We'll look at a construction that constructs permutations.

Given one permutation construct of size n construct n plus one of size n plus one.

And use that construction to rearrange the terms of the sum and generating function

function to imply a relationship that that generating function has to hold.

So for cycles,

what we're going to do is we have a permutation that's a set of cycles.

We're going to insert, and it's a size n.

We're going to insert n plus one into every position in every cycle,

including the null cycle.

14:04

So first thing is, put seven in the null cycle.

So that creates a new cycle of size one, and

then put seven in every position in the one cycle.

There's only one place that makes it two cycle with two and seven in it, and

then in the two cycle.

There's two places to put it, 376 or 367.

And in the three cycle, there's three places to put it.

Either 4715, 4175, or 4517.

So, that permutation of size six.

We construct seven permutations of size seven.

14:45

And so now the question is,

how many cycles are there in all of these permutations?

And so, if the number of cycles in the original perm is cycles of p.

Then how many are there in all of these.

Well, they all have the same number of cycles.

Except the case where we added a new cycle by adding to the null cycle.
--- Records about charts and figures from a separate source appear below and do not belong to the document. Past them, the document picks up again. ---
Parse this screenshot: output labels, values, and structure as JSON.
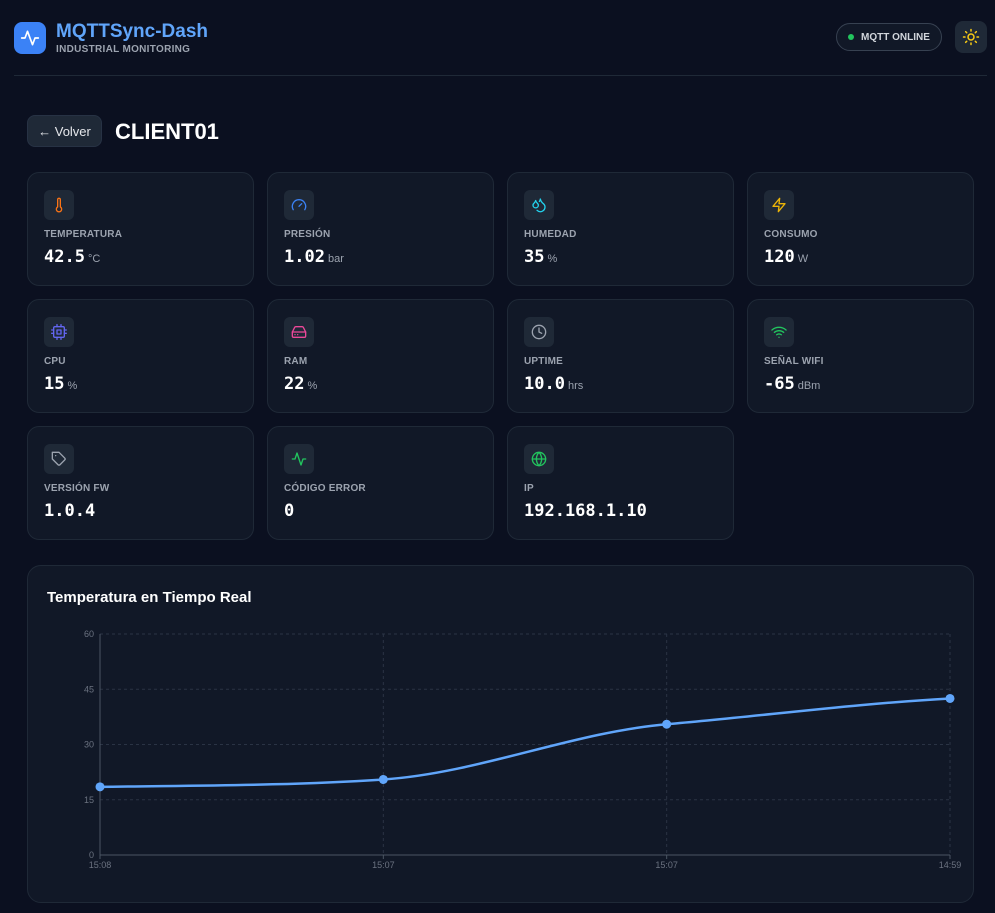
{
  "app": {
    "title": "MQTTSync-Dash",
    "subtitle": "INDUSTRIAL MONITORING",
    "status_label": "MQTT ONLINE"
  },
  "nav": {
    "back_label": "← Volver",
    "device_name": "CLIENT01"
  },
  "metrics": [
    {
      "label": "TEMPERATURA",
      "value": "42.5",
      "unit": "°C",
      "icon": "thermometer-icon",
      "color": "#f97316"
    },
    {
      "label": "PRESIÓN",
      "value": "1.02",
      "unit": "bar",
      "icon": "gauge-icon",
      "color": "#3b82f6"
    },
    {
      "label": "HUMEDAD",
      "value": "35",
      "unit": "%",
      "icon": "droplets-icon",
      "color": "#22d3ee"
    },
    {
      "label": "CONSUMO",
      "value": "120",
      "unit": "W",
      "icon": "zap-icon",
      "color": "#eab308"
    },
    {
      "label": "CPU",
      "value": "15",
      "unit": "%",
      "icon": "cpu-icon",
      "color": "#6366f1"
    },
    {
      "label": "RAM",
      "value": "22",
      "unit": "%",
      "icon": "hard-drive-icon",
      "color": "#ec4899"
    },
    {
      "label": "UPTIME",
      "value": "10.0",
      "unit": "hrs",
      "icon": "clock-icon",
      "color": "#9ca3af"
    },
    {
      "label": "SEÑAL WIFI",
      "value": "-65",
      "unit": "dBm",
      "icon": "wifi-icon",
      "color": "#22c55e"
    },
    {
      "label": "VERSIÓN FW",
      "value": "1.0.4",
      "unit": "",
      "icon": "tag-icon",
      "color": "#9ca3af"
    },
    {
      "label": "CÓDIGO ERROR",
      "value": "0",
      "unit": "",
      "icon": "activity-icon",
      "color": "#22c55e"
    },
    {
      "label": "IP",
      "value": "192.168.1.10",
      "unit": "",
      "icon": "globe-icon",
      "color": "#22c55e"
    }
  ],
  "chart_title": "Temperatura en Tiempo Real",
  "chart_data": {
    "type": "line",
    "categories": [
      "15:08",
      "15:07",
      "15:07",
      "14:59"
    ],
    "series": [
      {
        "values": [
          18.5,
          20.5,
          35.5,
          42.5
        ],
        "color": "#60a5fa"
      }
    ],
    "yticks": [
      0,
      15,
      30,
      45,
      60
    ],
    "ylim": [
      0,
      60
    ],
    "grid": true,
    "xlabel": "",
    "ylabel": ""
  }
}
So, there's p plus one, copies the original perm, and

all of the same number of cycles.

And then, there's one extra for that extra singleton cycle.

15:31

So, instead of LRM, I wrote cycles but it's the very same derivation.

We apply the construction and use that to essentially reorder the terms in the sum.
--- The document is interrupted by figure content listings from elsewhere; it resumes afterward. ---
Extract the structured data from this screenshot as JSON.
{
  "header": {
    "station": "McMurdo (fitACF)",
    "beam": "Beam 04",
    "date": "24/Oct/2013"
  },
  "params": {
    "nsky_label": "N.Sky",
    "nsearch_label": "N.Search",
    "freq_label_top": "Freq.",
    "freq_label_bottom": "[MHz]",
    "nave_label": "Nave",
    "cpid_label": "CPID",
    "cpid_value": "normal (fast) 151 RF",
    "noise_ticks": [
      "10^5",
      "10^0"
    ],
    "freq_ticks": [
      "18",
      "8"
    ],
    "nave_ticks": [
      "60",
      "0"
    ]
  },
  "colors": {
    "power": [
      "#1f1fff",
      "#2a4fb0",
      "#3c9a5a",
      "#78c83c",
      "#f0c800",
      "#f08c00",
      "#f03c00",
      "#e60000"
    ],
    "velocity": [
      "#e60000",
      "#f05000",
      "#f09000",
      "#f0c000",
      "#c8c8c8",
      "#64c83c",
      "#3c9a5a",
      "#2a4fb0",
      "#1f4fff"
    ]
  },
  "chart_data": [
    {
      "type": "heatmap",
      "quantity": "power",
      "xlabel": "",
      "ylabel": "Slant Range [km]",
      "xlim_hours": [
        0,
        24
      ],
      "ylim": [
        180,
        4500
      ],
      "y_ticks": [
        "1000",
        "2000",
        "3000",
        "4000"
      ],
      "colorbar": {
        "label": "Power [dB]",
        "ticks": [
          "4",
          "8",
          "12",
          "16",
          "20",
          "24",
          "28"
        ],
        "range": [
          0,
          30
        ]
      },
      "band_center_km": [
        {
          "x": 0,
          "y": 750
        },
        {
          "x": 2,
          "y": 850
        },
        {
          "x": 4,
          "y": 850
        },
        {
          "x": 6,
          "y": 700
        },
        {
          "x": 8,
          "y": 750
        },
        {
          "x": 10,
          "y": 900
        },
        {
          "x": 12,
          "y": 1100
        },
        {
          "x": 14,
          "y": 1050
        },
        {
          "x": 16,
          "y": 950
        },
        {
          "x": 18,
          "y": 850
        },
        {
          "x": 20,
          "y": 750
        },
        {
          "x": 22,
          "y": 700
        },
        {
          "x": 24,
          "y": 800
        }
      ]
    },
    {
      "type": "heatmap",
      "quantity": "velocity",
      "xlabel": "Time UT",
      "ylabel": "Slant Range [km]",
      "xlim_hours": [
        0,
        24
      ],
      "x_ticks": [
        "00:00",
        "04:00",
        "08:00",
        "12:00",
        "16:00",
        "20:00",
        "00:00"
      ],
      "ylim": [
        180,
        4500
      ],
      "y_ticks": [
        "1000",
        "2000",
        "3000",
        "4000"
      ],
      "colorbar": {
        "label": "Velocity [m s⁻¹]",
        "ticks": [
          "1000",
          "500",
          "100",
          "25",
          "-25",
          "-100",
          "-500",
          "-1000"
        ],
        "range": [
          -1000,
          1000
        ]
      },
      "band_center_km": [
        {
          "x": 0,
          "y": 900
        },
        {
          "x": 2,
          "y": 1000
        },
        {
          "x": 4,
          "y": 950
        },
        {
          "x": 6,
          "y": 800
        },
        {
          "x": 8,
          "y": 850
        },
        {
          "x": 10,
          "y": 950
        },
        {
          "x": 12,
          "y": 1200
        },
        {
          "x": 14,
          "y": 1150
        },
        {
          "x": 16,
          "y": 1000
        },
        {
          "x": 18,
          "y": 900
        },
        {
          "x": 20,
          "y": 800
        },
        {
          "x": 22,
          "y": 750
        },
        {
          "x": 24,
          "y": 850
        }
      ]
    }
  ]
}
We say the generator function also has to equal that expression.

Then it simplifies in exactly the same way to get down to the harmonic numbers.
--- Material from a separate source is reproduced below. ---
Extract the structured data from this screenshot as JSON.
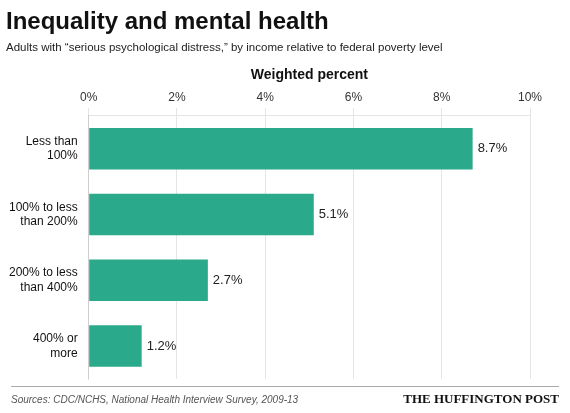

Average number of cycles in a random permutation of size N is A sub N.

Now, when we have the same generating function again,

often in combinatorics, when we see that.

What we like to do is find a correspondence,

a one to one correspondence between the number of LRM and the number of cycles.

So it's a reasonable question, is there a one to one correspondence.

This is a famous one, and the answer is yes.

So what you could do, if you have a set of cycles.

You can build a permutation corresponding to that set of cycles.

A unique permutation corresponding to that set of cycles.

By looking at the smallest element in each cycle, call that the leader of the cycle.

So the first one, the four is the leader.

The second one, the one is the leader.

The single cycle there's only one.

The third one, the 14 is the leader.

And the last one, the two is the leader.

So we identify the leader of each cycle.

And then what we'll do is write down the cycles in decreasing order of the leader.

So we pick the largest leader and then write down its cycle,

just by following the cycle.

So in this case, the largest one is 14.

That's where we write 14, 60.

The next largest leader is just the five.

The next one is that first one, where the leader is four.

So we write down four, ten, six, 15.

And then the big one at the end, we write down two, 12, eight, three, 11, 13.

And then the one containing the one is one, seven, nine.

Now we don't write down, we didn't demark

the cycles in any way, but that's a permutation.

And so, I said it was unique and that means we can use a corresponding

process to get the set of cycles corresponding to any permutation.

What’s the set of cycles corresponding to this permutation?

So we’re given the permutation.

What we do is, identify the left to right minima.

Those are the leaders.

Remember we pick the leader as the smallest in the cycle, and

then we wrote them down in decreasing order of the leaders.

So between each leader, say between four and two.

Everybody on the same cycle as four is bigger.

And so, as soon as we get to somebody that's smaller than four,

that's the leader of the next cycle.

So that's how we break up the permutation into cycles and that immediately

shows that the number of left to right minima is equal to the number of cycles.

because this correspondence is one to one, and works for any permutations.

So that's a famous correspondence between left to right minima in cycles.

That so, now we can write down the cycles just by finding the lrm,

and then simply writing the cycles out as before.